Éste es justamente el problema: en agosto de este año, Turing Pharmaceuticals compró a Impax Laboratories los derechos de distribución exclusiva del Daraprim por 55 millones de dólares y a las pocas semanas multiplicó su precio. Démonos cuenta de cómo las regulaciones estatales generan carestías artificiales que incluso cotizan en el mercado: Impax Laboratories había seguido los procedimientos para que la FDA le otorgara los derechos de distribución en exclusiva, y posteriormente, enajenó esta licencia estatal por 55 millones de dólares a un empresario que los compró merced a la capacidad que le otorgaban para explotar a los consumidores.
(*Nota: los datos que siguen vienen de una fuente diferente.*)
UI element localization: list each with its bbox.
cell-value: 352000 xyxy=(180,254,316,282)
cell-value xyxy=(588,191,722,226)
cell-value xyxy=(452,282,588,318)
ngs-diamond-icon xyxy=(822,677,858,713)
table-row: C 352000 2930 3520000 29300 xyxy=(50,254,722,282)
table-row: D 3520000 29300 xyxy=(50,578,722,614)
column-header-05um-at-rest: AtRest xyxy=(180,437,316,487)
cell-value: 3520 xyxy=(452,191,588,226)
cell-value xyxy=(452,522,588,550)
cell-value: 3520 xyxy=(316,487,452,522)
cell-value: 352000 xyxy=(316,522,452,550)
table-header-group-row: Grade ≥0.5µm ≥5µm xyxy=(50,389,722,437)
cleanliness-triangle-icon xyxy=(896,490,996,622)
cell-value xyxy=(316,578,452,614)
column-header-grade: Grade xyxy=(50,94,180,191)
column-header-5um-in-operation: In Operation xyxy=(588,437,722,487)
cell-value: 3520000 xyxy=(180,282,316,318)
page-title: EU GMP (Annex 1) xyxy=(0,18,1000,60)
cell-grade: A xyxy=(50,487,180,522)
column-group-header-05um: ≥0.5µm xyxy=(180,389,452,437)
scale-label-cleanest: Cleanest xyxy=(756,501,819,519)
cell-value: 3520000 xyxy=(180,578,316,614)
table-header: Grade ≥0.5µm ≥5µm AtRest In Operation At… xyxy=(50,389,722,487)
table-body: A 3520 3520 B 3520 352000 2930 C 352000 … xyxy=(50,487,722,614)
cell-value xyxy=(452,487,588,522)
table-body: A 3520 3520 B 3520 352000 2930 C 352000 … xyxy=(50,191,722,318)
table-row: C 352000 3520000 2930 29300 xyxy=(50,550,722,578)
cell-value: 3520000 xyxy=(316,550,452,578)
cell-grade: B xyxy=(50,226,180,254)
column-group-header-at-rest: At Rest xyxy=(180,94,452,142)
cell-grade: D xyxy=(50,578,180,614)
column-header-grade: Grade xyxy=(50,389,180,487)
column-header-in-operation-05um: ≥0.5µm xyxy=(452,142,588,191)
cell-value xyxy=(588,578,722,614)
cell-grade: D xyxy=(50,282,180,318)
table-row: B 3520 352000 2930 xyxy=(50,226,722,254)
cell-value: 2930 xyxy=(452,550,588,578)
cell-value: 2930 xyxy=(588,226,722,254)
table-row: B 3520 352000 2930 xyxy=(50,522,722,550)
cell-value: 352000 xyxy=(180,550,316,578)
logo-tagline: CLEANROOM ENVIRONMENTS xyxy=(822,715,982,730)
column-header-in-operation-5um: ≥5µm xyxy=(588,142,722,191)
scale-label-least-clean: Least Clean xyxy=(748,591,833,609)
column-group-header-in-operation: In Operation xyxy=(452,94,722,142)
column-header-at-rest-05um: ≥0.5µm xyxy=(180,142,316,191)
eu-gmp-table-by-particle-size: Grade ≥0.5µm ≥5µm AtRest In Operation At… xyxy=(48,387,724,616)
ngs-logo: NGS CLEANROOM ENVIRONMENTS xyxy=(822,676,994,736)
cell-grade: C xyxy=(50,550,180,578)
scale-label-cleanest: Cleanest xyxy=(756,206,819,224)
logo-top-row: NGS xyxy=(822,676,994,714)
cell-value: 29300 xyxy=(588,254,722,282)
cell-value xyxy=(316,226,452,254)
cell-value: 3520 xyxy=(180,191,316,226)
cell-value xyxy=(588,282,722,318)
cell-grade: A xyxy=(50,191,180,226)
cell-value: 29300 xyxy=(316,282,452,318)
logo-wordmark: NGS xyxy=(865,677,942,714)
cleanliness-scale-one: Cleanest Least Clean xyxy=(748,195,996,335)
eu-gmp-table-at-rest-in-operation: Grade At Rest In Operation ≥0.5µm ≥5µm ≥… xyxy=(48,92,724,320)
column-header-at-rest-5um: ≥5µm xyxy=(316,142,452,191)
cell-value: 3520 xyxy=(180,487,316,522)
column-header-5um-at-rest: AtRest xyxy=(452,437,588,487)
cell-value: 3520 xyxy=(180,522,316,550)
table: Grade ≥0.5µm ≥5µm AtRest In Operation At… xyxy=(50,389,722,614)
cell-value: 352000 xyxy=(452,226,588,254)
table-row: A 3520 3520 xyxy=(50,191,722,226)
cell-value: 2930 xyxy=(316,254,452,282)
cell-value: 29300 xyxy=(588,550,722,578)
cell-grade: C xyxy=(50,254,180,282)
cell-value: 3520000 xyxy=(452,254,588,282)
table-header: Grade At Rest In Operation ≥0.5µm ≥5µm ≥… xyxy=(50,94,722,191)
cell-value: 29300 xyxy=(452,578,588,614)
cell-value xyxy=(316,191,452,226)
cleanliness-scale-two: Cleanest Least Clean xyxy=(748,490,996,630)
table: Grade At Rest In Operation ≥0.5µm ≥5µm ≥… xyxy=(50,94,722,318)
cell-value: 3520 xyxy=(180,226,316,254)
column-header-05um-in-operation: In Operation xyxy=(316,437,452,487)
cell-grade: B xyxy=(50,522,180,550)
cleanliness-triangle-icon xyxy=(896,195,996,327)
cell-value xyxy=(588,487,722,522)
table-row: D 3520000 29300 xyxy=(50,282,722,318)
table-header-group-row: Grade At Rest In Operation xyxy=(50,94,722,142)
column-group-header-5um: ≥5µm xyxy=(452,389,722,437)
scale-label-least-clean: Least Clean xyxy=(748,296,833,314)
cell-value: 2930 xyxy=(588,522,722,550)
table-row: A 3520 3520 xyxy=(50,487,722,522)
En definitiva, es el entramado regulatorio generado por la FDA el que crea monopolios artificiales que permiten multiplicar los precios de los medicamentos sin que aparezcan competidores. Sin la FDA no habría derechos de distribución en exclusiva ni distribuciones cerradas de medicamentos, esto es, en un mercado libre y desregulado, la competencia sería mucho más vigorosa y los márgenes de precios de los genéricos muchísimo más estrechos. Uno podrá defender la necesidad de la FDA y de sus procedimientos presuntamente garantistas, pero lo que no puede es atribuir los efectos perversos de las mismas al mercado libre: la FDA —justificada o injustificadamente, es otro debate— se carga el mercado libre en los medicamentos y, por tanto, las consecuencias de la supresión de ese mercado libre por parte de la FDA será atribuible a la FDA no al mercado libre capitalista.
Martin Shkreli y su avaricioso maltrato a los usuarios del Daraprim es un producto del estatismo, no del capitalismo liberal.